Husband is starting to repeat old stories exactly like his dad
DEAR ANNIE: It is a modern kind of problem to have such a long life expectancy. My husband and I are in our early 60s. His parents are in their early 90s. They still live independently and are fairly healthy. We often have family get-togethers with his parents, our children and our grandchildren.
My husband’s father tells the same stories over and over. He completely monopolizes conversations and will interrupt a speaker and start telling his own tale from days long gone. His wife will sometimes say, “Dear, you’ve told this story before,” and he will momentarily pause, but his brain is stuck on one track and he’ll keep going. He is unable not to continue, complete with the same jokes and dramatic pauses that he has learned through repetition. We try to be polite and listen, but I see how my children’s eyes glaze over and eventually, they find reasons to leave.
Here’s the real problem: Over the past few years, I have seen my husband developing this same need to speak. Usually, he wants to make a point or he has some complaint. But he seems unable to just let it go. He also has started telling long stories, over and over, about his younger days. Yesterday, he ruined a family lunch by fighting about something minor that he absolutely could not let pass.
I don’t want to spend years hearing the same stories and putting up with a husband who is unable to be silent and listen to others. My father-in-law is oblivious to others, and I can see that his son is headed the same way. What can be done?
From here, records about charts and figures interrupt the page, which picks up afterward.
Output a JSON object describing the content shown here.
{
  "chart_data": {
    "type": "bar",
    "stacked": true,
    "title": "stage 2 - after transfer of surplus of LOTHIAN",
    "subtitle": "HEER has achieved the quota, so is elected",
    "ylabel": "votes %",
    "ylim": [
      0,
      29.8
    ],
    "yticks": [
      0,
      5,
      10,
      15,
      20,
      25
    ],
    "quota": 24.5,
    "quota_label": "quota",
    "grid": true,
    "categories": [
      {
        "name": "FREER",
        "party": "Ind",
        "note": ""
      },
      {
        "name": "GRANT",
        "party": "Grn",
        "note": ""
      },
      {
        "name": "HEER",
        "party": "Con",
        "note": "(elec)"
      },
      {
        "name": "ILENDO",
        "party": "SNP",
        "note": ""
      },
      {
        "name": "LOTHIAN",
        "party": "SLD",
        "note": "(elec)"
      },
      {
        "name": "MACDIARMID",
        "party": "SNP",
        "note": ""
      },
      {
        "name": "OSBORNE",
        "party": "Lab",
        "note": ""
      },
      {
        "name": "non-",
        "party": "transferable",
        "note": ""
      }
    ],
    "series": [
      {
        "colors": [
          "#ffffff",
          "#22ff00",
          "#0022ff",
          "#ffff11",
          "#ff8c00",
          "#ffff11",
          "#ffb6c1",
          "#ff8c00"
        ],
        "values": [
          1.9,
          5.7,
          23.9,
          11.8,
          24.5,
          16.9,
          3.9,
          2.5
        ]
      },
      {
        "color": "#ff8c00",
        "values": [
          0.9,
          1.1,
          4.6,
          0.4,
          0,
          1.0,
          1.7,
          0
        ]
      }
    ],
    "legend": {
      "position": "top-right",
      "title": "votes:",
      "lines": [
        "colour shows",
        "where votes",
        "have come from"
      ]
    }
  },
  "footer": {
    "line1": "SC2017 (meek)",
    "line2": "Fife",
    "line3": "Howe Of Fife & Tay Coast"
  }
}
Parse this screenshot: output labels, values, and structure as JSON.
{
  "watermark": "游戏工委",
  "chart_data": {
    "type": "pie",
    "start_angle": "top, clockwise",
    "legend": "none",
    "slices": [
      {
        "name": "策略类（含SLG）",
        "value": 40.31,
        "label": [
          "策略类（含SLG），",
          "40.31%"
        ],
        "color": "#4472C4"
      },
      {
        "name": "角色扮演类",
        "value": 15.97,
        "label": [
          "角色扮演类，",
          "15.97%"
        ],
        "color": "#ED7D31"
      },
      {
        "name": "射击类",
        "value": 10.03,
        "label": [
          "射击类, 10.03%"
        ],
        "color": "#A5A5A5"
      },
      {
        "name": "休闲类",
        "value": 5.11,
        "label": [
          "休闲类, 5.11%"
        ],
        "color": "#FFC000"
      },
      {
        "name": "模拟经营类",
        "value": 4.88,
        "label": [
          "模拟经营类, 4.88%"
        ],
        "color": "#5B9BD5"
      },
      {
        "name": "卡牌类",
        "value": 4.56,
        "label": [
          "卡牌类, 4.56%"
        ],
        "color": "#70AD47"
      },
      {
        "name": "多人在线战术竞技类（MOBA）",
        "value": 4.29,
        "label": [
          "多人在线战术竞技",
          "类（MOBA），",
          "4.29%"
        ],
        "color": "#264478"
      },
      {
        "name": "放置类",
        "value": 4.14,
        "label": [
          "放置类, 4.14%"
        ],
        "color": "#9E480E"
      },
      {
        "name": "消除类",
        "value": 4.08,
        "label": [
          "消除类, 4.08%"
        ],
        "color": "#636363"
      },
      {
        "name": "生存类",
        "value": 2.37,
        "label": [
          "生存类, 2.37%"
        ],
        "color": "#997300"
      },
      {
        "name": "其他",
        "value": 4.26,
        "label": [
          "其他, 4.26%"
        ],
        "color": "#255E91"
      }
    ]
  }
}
Dear L.: You’re overlooking the possibility of an inherited neurological problem behind this tendency. It is not uncommon for some seniors to become repetitive and focus on their younger days. But the inability to drop an issue when asked, even when it causes family fights, has an element of compulsive behavior. Please talk to your husband about this when he is in a more reasonable mood. Ask him to speak to his doctor about an evaluation, or better, go with him. But please work on your tolerance levels. Your husband isn’t being annoying on purpose. Instead of allowing your frustration to boil over, try to understand how difficult it is for him to control himself, and then help others be understanding, as well.